When factors like employment benefits or lack of parental health plans come in to play, students may find themselves at the mercy of illnesses running rampant. According to a June 2017 poll by Agile Health Insurance, 72 percent of college and graduate students had trouble finding affordable insurance. While it has been shown that through the creation of programs like ObamaCare, percentages of uninsured college students has dropped to 8.7 percent as of 2016, some have still struggled with finding the right, affordable match for health care insurance. 

With this comes the idea of universal health care, which is not used in the United States. Through the use of universal health care, no one is denied treatment or consultation because of their inability to pay or lack of health insurance. On the other hand, people worry about impending socialist America.

In a society where you get what you pay for, it can be terrifying being on the low end where you can’t pay, and thus could even lose your life or be in debt up to your eyeballs for a basic medical bill, thanks to the flu.

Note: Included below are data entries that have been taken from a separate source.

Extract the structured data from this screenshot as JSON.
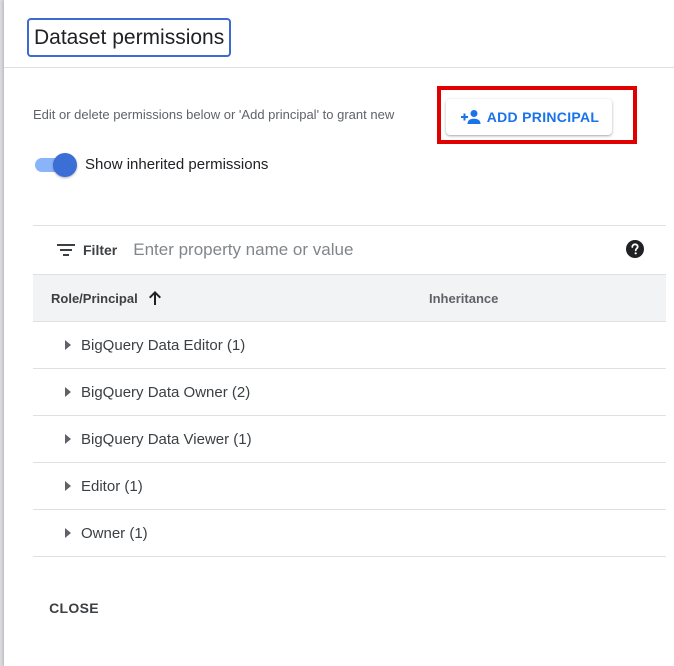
{
  "dialog": {
    "title": "Dataset permissions",
    "help_text": "Edit or delete permissions below or 'Add principal' to grant new",
    "add_principal_label": "ADD PRINCIPAL",
    "show_inherited_label": "Show inherited permissions",
    "show_inherited_on": true,
    "close_label": "CLOSE"
  },
  "filter": {
    "label": "Filter",
    "placeholder": "Enter property name or value",
    "value": ""
  },
  "table": {
    "columns": {
      "role": "Role/Principal",
      "inheritance": "Inheritance"
    },
    "rows": [
      {
        "label": "BigQuery Data Editor (1)"
      },
      {
        "label": "BigQuery Data Owner (2)"
      },
      {
        "label": "BigQuery Data Viewer (1)"
      },
      {
        "label": "Editor (1)"
      },
      {
        "label": "Owner (1)"
      }
    ]
  },
  "colors": {
    "accent": "#1a73e8",
    "highlight": "#e00000",
    "toggle_knob": "#3b6fd6"
  },
  "icons": {
    "add_principal": "person-add-icon",
    "filter": "filter-icon",
    "help": "help-icon",
    "sort": "arrow-up-icon",
    "expand": "caret-right-icon"
  }
}
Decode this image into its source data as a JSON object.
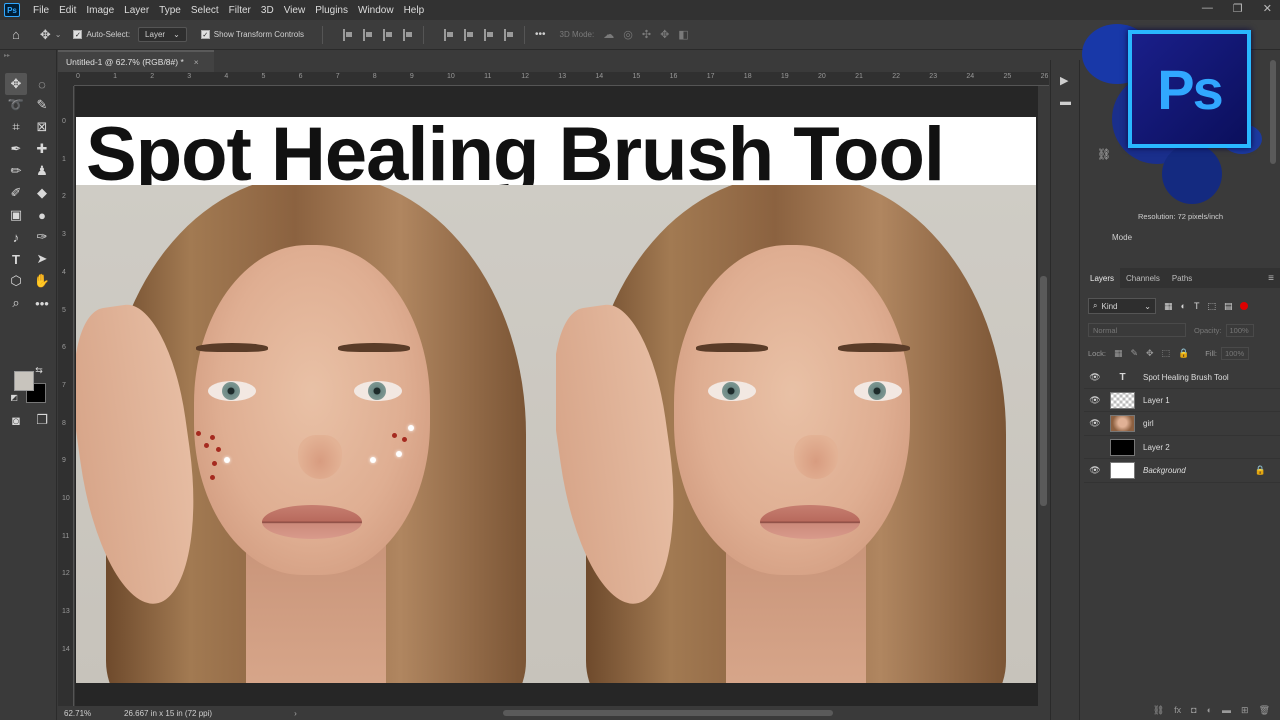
{
  "app": {
    "logo": "Ps"
  },
  "menu": [
    "File",
    "Edit",
    "Image",
    "Layer",
    "Type",
    "Select",
    "Filter",
    "3D",
    "View",
    "Plugins",
    "Window",
    "Help"
  ],
  "window_controls": {
    "minimize": "—",
    "restore": "❐",
    "close": "✕"
  },
  "options_bar": {
    "home_icon": "home-icon",
    "move_icon": "move-icon",
    "auto_select_label": "Auto-Select:",
    "auto_select_value": "Layer",
    "show_transform_label": "Show Transform Controls",
    "more": "•••",
    "mode_3d_label": "3D Mode:"
  },
  "document": {
    "tab_title": "Untitled-1 @ 62.7% (RGB/8#) *",
    "close": "×"
  },
  "ruler_h": [
    "0",
    "1",
    "2",
    "3",
    "4",
    "5",
    "6",
    "7",
    "8",
    "9",
    "10",
    "11",
    "12",
    "13",
    "14",
    "15",
    "16",
    "17",
    "18",
    "19",
    "20",
    "21",
    "22",
    "23",
    "24",
    "25",
    "26"
  ],
  "ruler_v": [
    "0",
    "1",
    "2",
    "3",
    "4",
    "5",
    "6",
    "7",
    "8",
    "9",
    "10",
    "11",
    "12",
    "13",
    "14"
  ],
  "canvas": {
    "title": "Spot Healing Brush Tool"
  },
  "status": {
    "zoom": "62.71%",
    "doc_info": "26.667 in x 15 in (72 ppi)",
    "arrow": "›"
  },
  "properties": {
    "resolution": "Resolution: 72 pixels/inch",
    "mode": "Mode",
    "badge": "Ps"
  },
  "layers_panel": {
    "tabs": [
      "Layers",
      "Channels",
      "Paths"
    ],
    "active_tab": "Layers",
    "menu": "≡",
    "kind_label": "Kind",
    "blend_mode": "Normal",
    "opacity_label": "Opacity:",
    "opacity_value": "100%",
    "lock_label": "Lock:",
    "fill_label": "Fill:",
    "fill_value": "100%",
    "layers": [
      {
        "name": "Spot Healing Brush Tool",
        "visible": true,
        "thumb": "text",
        "thumb_label": "T",
        "italic": false,
        "locked": false
      },
      {
        "name": "Layer 1",
        "visible": true,
        "thumb": "checker",
        "thumb_label": "",
        "italic": false,
        "locked": false
      },
      {
        "name": "girl",
        "visible": true,
        "thumb": "face",
        "thumb_label": "",
        "italic": false,
        "locked": false
      },
      {
        "name": "Layer 2",
        "visible": false,
        "thumb": "black",
        "thumb_label": "",
        "italic": false,
        "locked": false
      },
      {
        "name": "Background",
        "visible": true,
        "thumb": "white",
        "thumb_label": "",
        "italic": true,
        "locked": true
      }
    ],
    "footer_icons": [
      "link-icon",
      "fx-icon",
      "mask-icon",
      "adjustment-icon",
      "group-icon",
      "new-layer-icon",
      "trash-icon"
    ]
  },
  "colors": {
    "foreground": "#c8c4bd",
    "background": "#000000",
    "accent": "#31a8ff"
  }
}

If health care should become more accessible with the inclusion of universal healthcare, perhaps people wouldn’t have to fear financial decrepitude, impending poverty and sometimes death. Those in fear of socialism could be put at bay by faster treatment options being made ready to those with better, private health care should they be able to afford it. Perhaps mending both ideas of our current system could protect those who can afford health care, while also including those with little to no ability to pay as well, and then everyone could be content. 

Although merely a suggestible idea, we have to start somewhere, as someone coming in to work or school with the flu instead of staying home could be disastrous currently for someone like me, someone who can’t afford a doctor’s visit, let alone the medicine that follows.